Question

If the mean and the variance of a binomial variate $X$ are $2$ and $1$ respectively, then the probability that $X$ takes a value greater than or equal to one is :

• A. $\frac{1}{16}$
• B. $\frac{9}{16}$
• C. $\frac{3}{4}$
• D. $\frac{15}{16}$

Answer 1

The Correct Option is D

We need to solve this problem step-by-step by using the properties of a binomial distribution. Let's begin:

A binomial distribution is defined by two parameters: the number of trials \(n\) and the probability of success \(p\) in each trial. The mean and the variance of a binomial distribution are given by the following formulas:

1. Mean: \(\mu = np\)
2. Variance: \(\sigma^2 = np(1-p)\)

For the given problem, the mean is \(2\) and the variance is \(1\). Let's use these equations:

Equation for mean: \(np = 2\) ...(1)

Equation for variance: \(np(1-p) = 1\) ...(2)

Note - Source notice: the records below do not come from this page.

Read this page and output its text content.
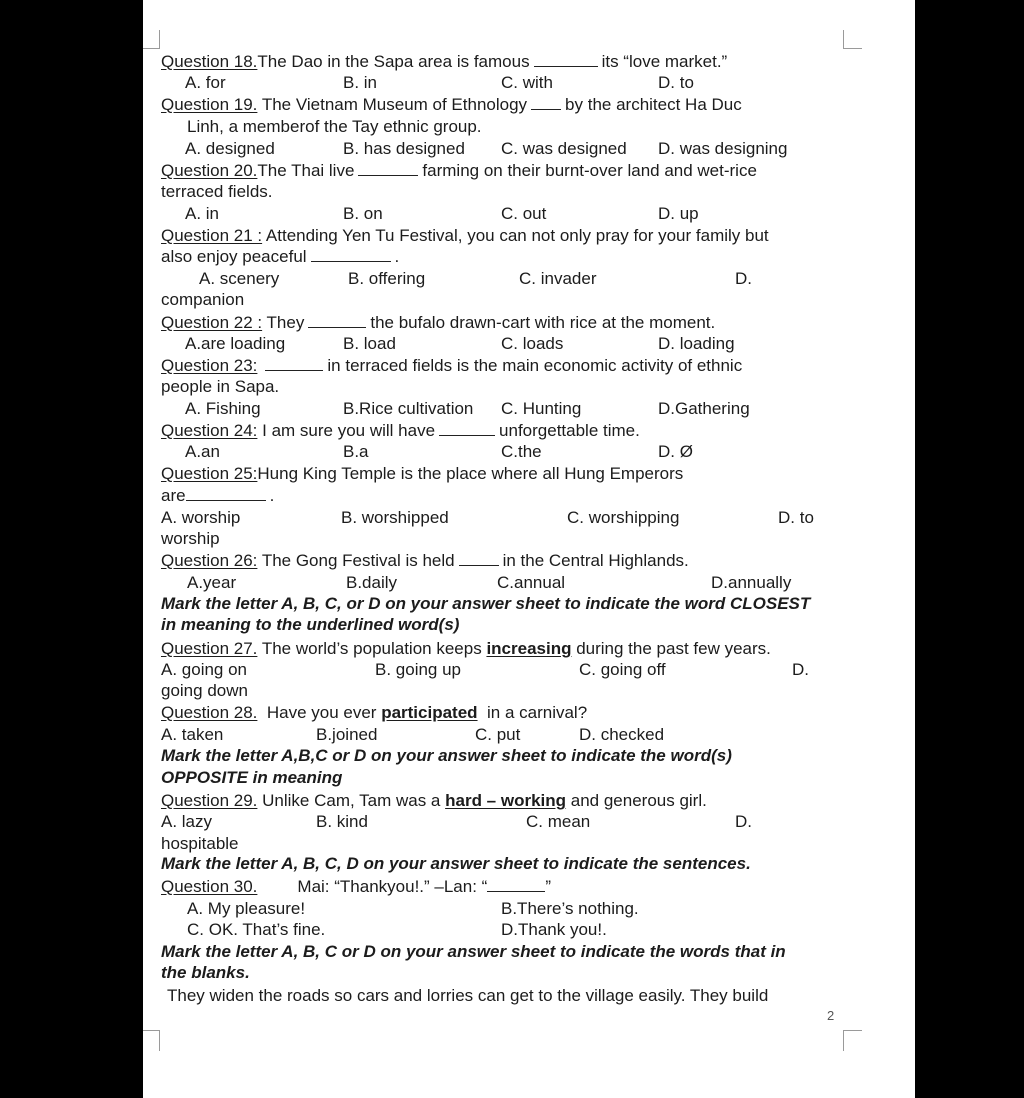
Question 18.The Dao in the Sapa area is famous	its “love market.”
A. for	B. in	C. with	D. to
Question 19. The Vietnam Museum of Ethnology by the architect Ha Duc
Linh, a memberof the Tay ethnic group.
A. designed	B. has designed C. was designed D. was designing
Question 20.The Thai live	farming on their burnt-over land and wet-rice
terraced fields.
A. in	B. on	C. out	D. up
Question 21 : Attending Yen Tu Festival, you can not only pray for your family but
also enjoy peaceful	.
A. scenery	B. offering	C. invader	D.
companion
Question 22 : They	the bufalo drawn-cart with rice at the moment.
A.are loading	B. load	C. loads	D. loading
Question 23:	in terraced fields is the main economic activity of ethnic
people in Sapa.
A. Fishing	B.Rice cultivation C. Hunting	D.Gathering
Question 24: I am sure you will have	unforgettable time.
A.an	B.a	C.the	D. Ø
Question 25:Hung King Temple is the place where all Hung Emperors
are	.
A. worship	B. worshipped	C. worshipping	D. to
worship
Question 26: The Gong Festival is held	in the Central Highlands.
A.year	B.daily	C.annual	D.annually
Mark the letter A, B, C, or D on your answer sheet to indicate the word CLOSEST
in meaning to the underlined word(s)
Question 27. The world’s population keeps increasing during the past few years.
A. going on	B. going up	C. going off	D.
going down
Question 28.  Have you ever participated  in a carnival?
A. taken	B.joined	C. put	D. checked
Mark the letter A,B,C or D on your answer sheet to indicate the word(s)
OPPOSITE in meaning
Question 29. Unlike Cam, Tam was a hard – working and generous girl.
A. lazy	B. kind	C. mean	D.
hospitable
Mark the letter A, B, C, D on your answer sheet to indicate the sentences.
Question 30. Mai: “Thankyou!.” –Lan: “	”
A. My pleasure!	B.There’s nothing.
C. OK. That’s fine.	D.Thank you!.
Mark the letter A, B, C or D on your answer sheet to indicate the words that in
the blanks.
They widen the roads so cars and lorries can get to the village easily. They build
2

Substitute \(np = 2\) from equation (1) into equation (2):

\(2(1-p) = 1\)

Simplifying the equation: \(2 - 2p = 1\)

\(2p = 1\)

\(p = \frac{1}{2}\)

Now, substitute \(p = \frac{1}{2}\) back into equation (1):

\(n \cdot \frac{1}{2} = 2\)

\(n = 4\)

Now we know the parameters of the binomial distribution: \(n = 4\) and \(p = \frac{1}{2}\).

We want to find the probability that \(X \geq 1\). This is equal to \(1 - P(X = 0)\).

The probability of \(X = 0\) using the binomial probability formula is:

\(P(X = 0) = \binom{4}{0} \cdot \left(\frac{1}{2}\right)^0 \cdot \left(\frac{1}{2}\right)^4 = 1 \cdot 1 \cdot \frac{1}{16} = \frac{1}{16}\)

Therefore:

\(P(X \geq 1) = 1 - P(X = 0) = 1 - \frac{1}{16} = \frac{15}{16}\)

Thus, the probability that \(X\) takes a value greater than or equal to one is \(\frac{15}{16}\).